Although none are officially announced yet, the University of Indianapolis is ramping up the level of community engagement with a slate of conferences and camps this summer. Director of Event Services Christie Beckmann said that President Robert Manuel hopes to bring more people to campus to learn through these initiatives this summer.
“There are new initiatives this year … [in order] for us to increase the number of summer camps we are offering to the community,” Beckmann said. “A lot of departments are offering new camps through this initiative. Hopefully the community will be able to attend and explore an area that they are interested in.”
Beckmann said that although there are more events scheduled during the school year nowadays, they are mostly initiated by on-campus groups such as professors, the President’s Office or registered student organizations, not outside groups. She said that the event service office tries to restrict off-campus initiated events to the summer, when more space is available and the events will not inconvenience students and faculty.
UIndy hosts most of its outside events during the summer. UIndy hosts sports camps, a 4-H leadership conference, church events and other such activities. Beckmann said that UIndy does not advertise because space on campus is limited, but many groups still find UIndy organically, through the website and from word of mouth.
The event service office coordinates events and works with people who want to hold events, to make the necessary arrangements. Beckmann said that the planning is complex for many events, especially if the group wants housing and food service. All of the processes for renting event space, food service, renting rooms in a residence hall and other details are available online.
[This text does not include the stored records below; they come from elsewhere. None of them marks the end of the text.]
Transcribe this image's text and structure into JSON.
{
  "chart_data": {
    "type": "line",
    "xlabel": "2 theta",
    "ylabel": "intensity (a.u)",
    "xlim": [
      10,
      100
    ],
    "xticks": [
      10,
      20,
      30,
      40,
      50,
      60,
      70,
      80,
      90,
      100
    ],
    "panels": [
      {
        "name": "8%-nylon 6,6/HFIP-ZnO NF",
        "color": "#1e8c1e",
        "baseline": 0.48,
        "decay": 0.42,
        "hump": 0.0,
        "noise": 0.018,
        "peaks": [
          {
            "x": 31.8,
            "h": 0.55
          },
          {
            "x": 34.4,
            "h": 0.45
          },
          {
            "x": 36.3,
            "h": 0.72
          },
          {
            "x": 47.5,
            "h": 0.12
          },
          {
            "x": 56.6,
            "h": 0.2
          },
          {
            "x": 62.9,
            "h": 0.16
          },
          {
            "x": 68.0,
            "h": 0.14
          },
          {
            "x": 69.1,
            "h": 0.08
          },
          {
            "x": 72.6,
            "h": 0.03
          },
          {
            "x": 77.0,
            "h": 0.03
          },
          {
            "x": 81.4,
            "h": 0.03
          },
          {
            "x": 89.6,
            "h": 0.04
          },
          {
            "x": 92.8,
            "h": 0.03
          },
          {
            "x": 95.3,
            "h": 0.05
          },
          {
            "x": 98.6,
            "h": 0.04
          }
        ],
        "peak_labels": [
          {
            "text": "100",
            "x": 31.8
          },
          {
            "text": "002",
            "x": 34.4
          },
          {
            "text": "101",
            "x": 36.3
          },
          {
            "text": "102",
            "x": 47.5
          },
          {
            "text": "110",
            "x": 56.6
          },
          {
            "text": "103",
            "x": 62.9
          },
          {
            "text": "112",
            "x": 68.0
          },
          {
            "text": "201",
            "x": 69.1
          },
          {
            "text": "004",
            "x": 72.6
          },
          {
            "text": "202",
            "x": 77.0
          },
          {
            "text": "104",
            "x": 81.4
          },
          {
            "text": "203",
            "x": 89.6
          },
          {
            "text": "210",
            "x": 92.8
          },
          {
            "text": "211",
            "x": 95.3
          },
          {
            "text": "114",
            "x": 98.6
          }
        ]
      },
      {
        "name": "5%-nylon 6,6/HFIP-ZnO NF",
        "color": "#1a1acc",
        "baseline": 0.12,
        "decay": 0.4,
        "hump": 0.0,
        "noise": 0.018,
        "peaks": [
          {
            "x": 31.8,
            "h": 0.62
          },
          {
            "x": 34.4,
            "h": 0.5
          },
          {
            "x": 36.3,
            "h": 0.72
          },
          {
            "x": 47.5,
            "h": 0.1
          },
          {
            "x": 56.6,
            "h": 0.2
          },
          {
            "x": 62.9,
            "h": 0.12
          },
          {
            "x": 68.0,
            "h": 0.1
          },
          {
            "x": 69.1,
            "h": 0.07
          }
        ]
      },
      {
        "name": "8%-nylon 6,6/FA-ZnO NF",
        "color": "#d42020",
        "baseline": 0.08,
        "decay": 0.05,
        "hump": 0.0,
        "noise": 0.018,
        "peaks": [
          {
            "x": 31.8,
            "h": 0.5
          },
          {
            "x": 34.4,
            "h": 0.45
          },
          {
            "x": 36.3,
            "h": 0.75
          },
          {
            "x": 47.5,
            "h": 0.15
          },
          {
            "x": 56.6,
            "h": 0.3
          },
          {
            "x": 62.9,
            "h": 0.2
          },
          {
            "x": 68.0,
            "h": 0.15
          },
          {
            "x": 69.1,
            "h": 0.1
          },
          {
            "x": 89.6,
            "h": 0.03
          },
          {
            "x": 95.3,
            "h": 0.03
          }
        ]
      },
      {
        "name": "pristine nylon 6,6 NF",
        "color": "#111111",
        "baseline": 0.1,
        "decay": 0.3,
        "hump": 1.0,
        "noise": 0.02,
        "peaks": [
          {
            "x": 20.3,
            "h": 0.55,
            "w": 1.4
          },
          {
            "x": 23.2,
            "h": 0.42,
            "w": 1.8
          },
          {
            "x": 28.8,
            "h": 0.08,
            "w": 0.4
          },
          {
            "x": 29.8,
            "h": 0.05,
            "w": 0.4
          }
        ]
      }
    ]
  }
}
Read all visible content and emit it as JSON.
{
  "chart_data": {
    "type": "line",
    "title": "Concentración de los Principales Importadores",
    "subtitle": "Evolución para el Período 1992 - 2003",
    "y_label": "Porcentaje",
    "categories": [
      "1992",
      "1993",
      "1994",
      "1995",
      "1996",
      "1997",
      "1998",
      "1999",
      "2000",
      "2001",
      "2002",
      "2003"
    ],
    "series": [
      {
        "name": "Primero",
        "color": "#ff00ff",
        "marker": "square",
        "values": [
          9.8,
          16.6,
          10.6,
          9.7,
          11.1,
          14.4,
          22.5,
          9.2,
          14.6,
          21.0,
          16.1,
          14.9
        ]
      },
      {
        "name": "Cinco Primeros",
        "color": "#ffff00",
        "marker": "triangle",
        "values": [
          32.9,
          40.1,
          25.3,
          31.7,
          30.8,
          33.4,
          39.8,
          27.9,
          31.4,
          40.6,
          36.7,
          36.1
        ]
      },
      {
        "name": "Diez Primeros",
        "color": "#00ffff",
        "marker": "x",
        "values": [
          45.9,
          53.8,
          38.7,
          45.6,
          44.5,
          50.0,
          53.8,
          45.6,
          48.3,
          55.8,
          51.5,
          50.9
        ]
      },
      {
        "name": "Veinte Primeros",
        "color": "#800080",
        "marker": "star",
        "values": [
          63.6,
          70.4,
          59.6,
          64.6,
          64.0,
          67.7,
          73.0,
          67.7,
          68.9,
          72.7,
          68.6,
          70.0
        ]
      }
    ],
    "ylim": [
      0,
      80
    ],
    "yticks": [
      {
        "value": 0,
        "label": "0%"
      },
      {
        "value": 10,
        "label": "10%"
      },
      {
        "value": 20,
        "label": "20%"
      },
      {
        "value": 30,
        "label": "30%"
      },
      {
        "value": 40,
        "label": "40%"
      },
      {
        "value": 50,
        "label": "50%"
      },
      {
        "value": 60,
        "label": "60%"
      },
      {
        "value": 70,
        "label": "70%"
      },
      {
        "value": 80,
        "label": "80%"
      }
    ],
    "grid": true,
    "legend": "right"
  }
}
Beckmann said that UIndy is certainly more active than it was when she was a student 20 years ago and admitted that it can be harder to schedule an event with all of the activities. She said that there has been discussion among administrators about creating more event space to keep up with student and RSO growth. However, she said that she is not aware of specific plans for the long term, but there will be some new space in the Health Pavilion when that opens.
According to Beckmann, conferences and events at UIndy bring a number of benefits for students. She said that academic departments such as theatre, communication, occupational therapy and physical therapy bring in guest speakers and host conferences, which students can learn from professionals and build their network.
One such conference recently held on campus was the annual Indiana Thespian Conference that came to campus the weekend of Jan. 23. UIndy’s theatre department has hosted the conference numerous times in the past. According to Chair and Associate Professor of Theatre, Brad Wright, the conference came to campus annually at one time and now typically is hosted at UIndy every other year.
The conference is a learning experience for the high school students who attend and a leadership experience for UIndy theatre students who work the event.
“It was a valuable experience for the students to be the ones who know stuff, to have the knowledge and the skills that they can then pass on to the other students,” Wright said. “It’s a good supervisory experience.”
One of the main features of the event is a scholarship competition in which the high school students can audition for a college scholarship and show off their skills to the college representatives in attendance. Wright said that UIndy has scored some talented recruits from the conference. He said that it is good for the high schoolers to be able to see what UIndy has to offer through the conference and to work with UIndy students.
Beckmann also said that holding conferences on campus has benefits for students. She said that, in addition to the networking and recruiting opportunities, conferences can be valuable for students looking for jobs after graduation and for netting new donations.
“The more people that come to our campus and have a good experience, the better their opinion of UIndy,” Beckmann said. “The more we are able to have of that, the more valuable your degree is.”